I am trying to get some statistical information using the code below:
library(data.table)
df <- fread("input.xyz", header=F, sep = " ", stringsAsFactors = F)
df2 <- read.table("input2.xyz", header=F, sep = " ", stringsAsFactors = F)
df2 <- df2[-which(df2$V3 == 0),]
long <- df2$V1
lat <- df2$V2
fin_mtx <- matrix(NA, nrow=18976, ncol=8)
colnames(fin_mtx) <- c("Longitude", "Latitude", "Mean", "Median", "Std Dev",
"Max", "Min", "No. of NA")
fin_mtx <- as.data.frame(fin_mtx)
i = 1
while (i < 18976)
{
px_vl <- subset(df$V3, (df$V1 > long[i] - 0.125/2) & (df$V1 < long[i] + 0.125/2) &
(df$V2 < lat[i] + 0.125/2) & (df$V2 > lat[i] - 0.125/2))

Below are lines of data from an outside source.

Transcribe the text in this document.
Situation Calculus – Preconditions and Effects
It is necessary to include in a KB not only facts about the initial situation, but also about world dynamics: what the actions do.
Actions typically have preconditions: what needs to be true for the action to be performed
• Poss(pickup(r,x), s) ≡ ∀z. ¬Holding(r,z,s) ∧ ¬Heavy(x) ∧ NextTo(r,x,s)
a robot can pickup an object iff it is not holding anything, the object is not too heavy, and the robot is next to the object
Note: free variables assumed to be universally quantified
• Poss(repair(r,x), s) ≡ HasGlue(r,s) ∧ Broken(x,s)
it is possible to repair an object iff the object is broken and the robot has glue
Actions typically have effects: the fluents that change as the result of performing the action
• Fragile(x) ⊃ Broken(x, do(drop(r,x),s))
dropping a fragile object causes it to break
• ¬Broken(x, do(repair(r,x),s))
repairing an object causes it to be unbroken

frq <- as.data.frame(table(px_vl))
if (frq[1,1] == -32768) {
fin_mtx[i,8] <- frq[which(frq$px_vl==-32768),2]
px_vl[px_vl == -32768] <- NA
}
fin_mtx[i,1] <- long[i]
fin_mtx[i,2] <- lat[i]
fin_mtx[i,3] <- mean(px_vl, na.rm = T)
fin_mtx[i,4] <- median(px_vl, na.rm = T)
fin_mtx[i,5] <- sd(px_vl, na.rm = T)
fin_mtx[i,6] <- max(px_vl, na.rm = T)
fin_mtx[i,7] <- min(px_vl, na.rm = T)
i = i + 1
}
The df has close to 172 million rows and three columns whereas the df2 has 18,976 rows. Running the code takes a very long time (I mean days). Also, a lot of memory is used. I wanted to reduce this time and computation load. I went through some suggestions like defining the vector beforehand and using data.table
in different tutorials, but they aren't helping much.